While working on my latest work in progress, I noticed something early on that I'm only really getting around to facing. My project is going through the four years my characters from another work had spent together, and the events that transpired to get them to where they were in the start of the other story. Straight forward, simple, and I actually have a solid background for things I already know happened. They did, after all, speak liberally of their past together, which gave me plenty of antidotes to develop upon, and also some of the main events that shaped their relationship. That being said, I had a timeline in which these events occurred, and as I was laying them out, a glaringly obvious thing popped out at me: They say absolutely nothing of what happened in year three. 
Zip. Zero. Zilch.
It's the only year that nothing is spoken of, and this brings me great fear. Why? Because this is where I could really, really screw this up. My problem from the start of this project was how I loved these characters so much that I wanted to re-write their ending. Which, of course, would be bad. But now I'm facing something that could be just as harmful: the chance that I may accidently re-write their past.
A blank slate, a year that they never recall an event from. What horrible, unspeakable things could have happened? What beautiful, magical things could have happened between them that they don't dare to recall? I have some ideas, but I've already had many more I had to squash because they affected continuity (and I mourned those ideas like you wouldn't believe).
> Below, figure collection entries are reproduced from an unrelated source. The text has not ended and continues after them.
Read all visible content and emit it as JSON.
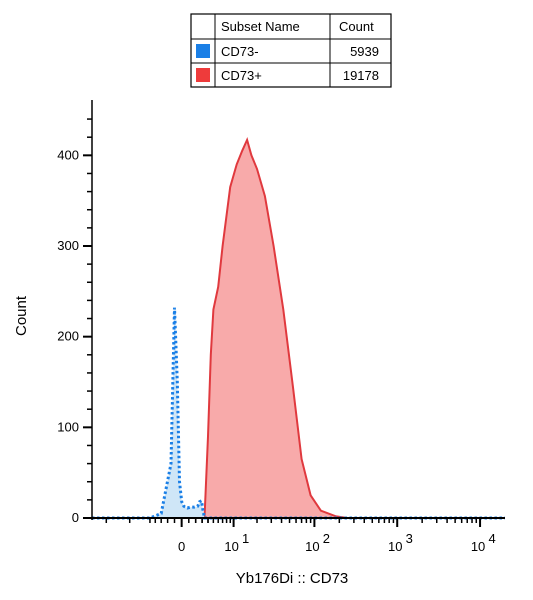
{
  "legend": {
    "header_name": "Subset Name",
    "header_count": "Count",
    "rows": [
      {
        "name": "CD73-",
        "count": "5939",
        "color": "#1a7fe6"
      },
      {
        "name": "CD73+",
        "count": "19178",
        "color": "#ee3b3b"
      }
    ]
  },
  "chart_data": {
    "type": "area",
    "xlabel": "Yb176Di :: CD73",
    "ylabel": "Count",
    "x_scale": "arcsinh",
    "ylim": [
      0,
      450
    ],
    "y_ticks": [
      0,
      100,
      200,
      300,
      400
    ],
    "x_ticks": [
      {
        "value": 0,
        "label": "0"
      },
      {
        "value": 10,
        "base": "10",
        "exp": "1"
      },
      {
        "value": 100,
        "base": "10",
        "exp": "2"
      },
      {
        "value": 1000,
        "base": "10",
        "exp": "3"
      },
      {
        "value": 10000,
        "base": "10",
        "exp": "4"
      }
    ],
    "series": [
      {
        "name": "CD73-",
        "color": "#1a7fe6",
        "fill": "#cfe6f7",
        "style": "dotted",
        "points": [
          [
            -30,
            0
          ],
          [
            -5,
            0
          ],
          [
            -3,
            5
          ],
          [
            -1.5,
            60
          ],
          [
            -1,
            232
          ],
          [
            -0.6,
            150
          ],
          [
            -0.3,
            40
          ],
          [
            0,
            18
          ],
          [
            0.3,
            13
          ],
          [
            0.8,
            11
          ],
          [
            1.3,
            12
          ],
          [
            1.8,
            12
          ],
          [
            2.3,
            13
          ],
          [
            2.6,
            18
          ],
          [
            2.9,
            19
          ],
          [
            3.1,
            10
          ],
          [
            3.4,
            0
          ],
          [
            20000,
            0
          ]
        ]
      },
      {
        "name": "CD73+",
        "color": "#e0393e",
        "fill": "#f8aaaa",
        "style": "solid",
        "points": [
          [
            3.4,
            0
          ],
          [
            4,
            90
          ],
          [
            4.5,
            180
          ],
          [
            5,
            230
          ],
          [
            6,
            255
          ],
          [
            7,
            300
          ],
          [
            9,
            365
          ],
          [
            11,
            390
          ],
          [
            13,
            405
          ],
          [
            15,
            417
          ],
          [
            17,
            400
          ],
          [
            20,
            385
          ],
          [
            25,
            355
          ],
          [
            32,
            300
          ],
          [
            42,
            230
          ],
          [
            55,
            145
          ],
          [
            70,
            65
          ],
          [
            90,
            25
          ],
          [
            120,
            8
          ],
          [
            180,
            2
          ],
          [
            250,
            0
          ]
        ]
      }
    ]
  }
}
It's scary business, this whole creativity thing. Especially when you're working with a story or characters you're already intimately involved with. It's like going off the beaten path to see what wonders might be beyond the line of trees you're so familiar with. Maybe it's a beautiful brook where the birds chirp louder and the sun gleams brighter. Or, maybe it's a grizzly bear's hunting territory where no animal survives once it enters the dark, shadow grove. The only real way to find out is taking a deep breath, walk around the trees, and hope you have a steak you can throw at the scary beast before turning back and running for the path, hoping that the next adventure of discovery proves less of a hazard to your health.